The“Party House”, which is our tent, is a 20×20 ft tent or 40×20 ft tent, depending on how much room we have. It’s a massive space to come and hang out. The one thing I learned from the last time at the Warped Tour—and this goes back to what you were asking earlier—hanging out backstage is a very fun and very valid way to spend your day.  Since we only play for 35-40 minutes, the rest of the day really is open. Now, we can do interviews like this, which are fantastic. That is why I’m here. This is a fantastic opportunity to meet you and say hello to folks that are interested in having a chat. Other than that, to me the most valuable thing is to go out and spend time with the people who came this one day to be a part of this festival. This festival is a celebration. This is a party. So if I can have a spot to go and meet folks and thank them for being part of this and supporting this cause of fun, celebration and joy. When you join our mission of “partying”, I owe you my thanks. That’s what it’s about. So to me, that’s the atmosphere that I’m most excited about with Warped Tour. That’s the thing that makes it so fantastic. They’ve created such a place where you can meet people and have fun with them.

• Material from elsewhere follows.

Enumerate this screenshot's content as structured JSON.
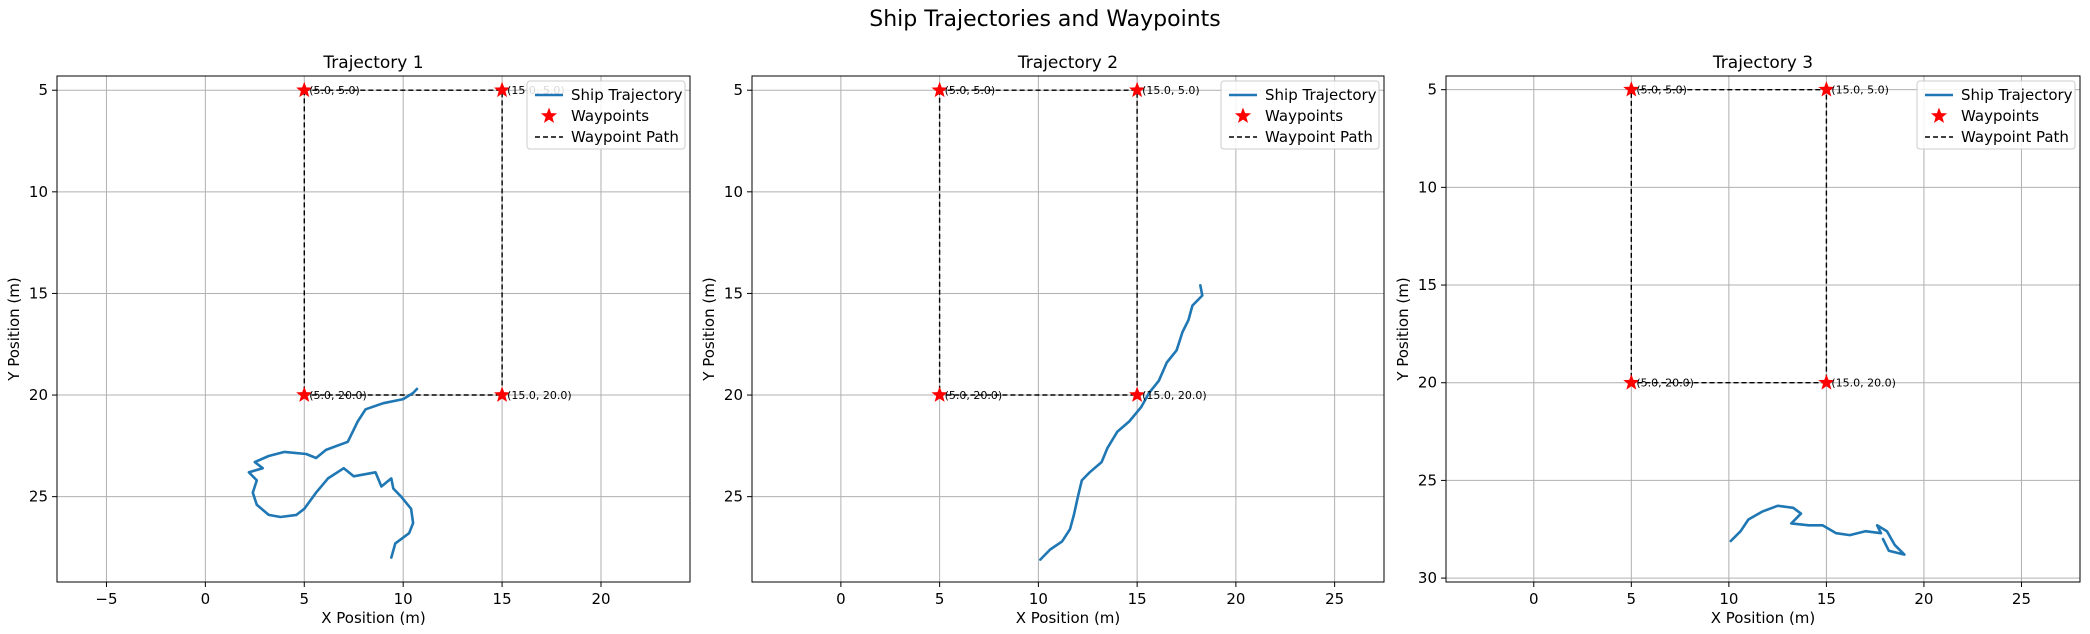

OS: In terms of your career and this professional “persona” you’ve created to party, where are you going from here? What are the plans moving forward?

AWK: In a way, it feels like a new beginning. In 2005 for a lot of business and personal reasons, things in my life just turned around in strange ways. But, I would not have it any other way at this point. So many new opportunities opened up from 2005 until now. The beautiful thing is that all the issues, all the complications that we were dealing with for those 5 years have now resolved. 2010 was the year of resolution. The universe aligned itself. We’re back and the party is stronger than ever. I feel like it’s a new beginning, a comeback of sorts for the cause, the idea of “enjoying your life”. The positive power of partying is here and it’s getting bigger.

I’ll continue with my full band—my full band is back together after 5 years—doing nationwide tours. We’re going to continue doing that into 2011. New album in 2011, we hope to start recording that as soon as we get off of Warped Tour. I’m also working on a book. I’ve been working on a book for quite some time, but now it seems like it’s the time to do it. We’ve got all these contracts in place. It’s really about contracts. Once you get contracts aligned, really you can do whatever you want. But, if the contracts aren’t there then you can’t really do much. So that’s where we stand.

So come by the Party House Tent. New album, the book, has got it all laid out. We actually have a new store there. We’ve got party gear, party wear. The point of this all is to spread joy, and if you can do that in your life then you’re already partying. Spread joy to other people, starting with yourself most importantly. Just party hard! Have fun!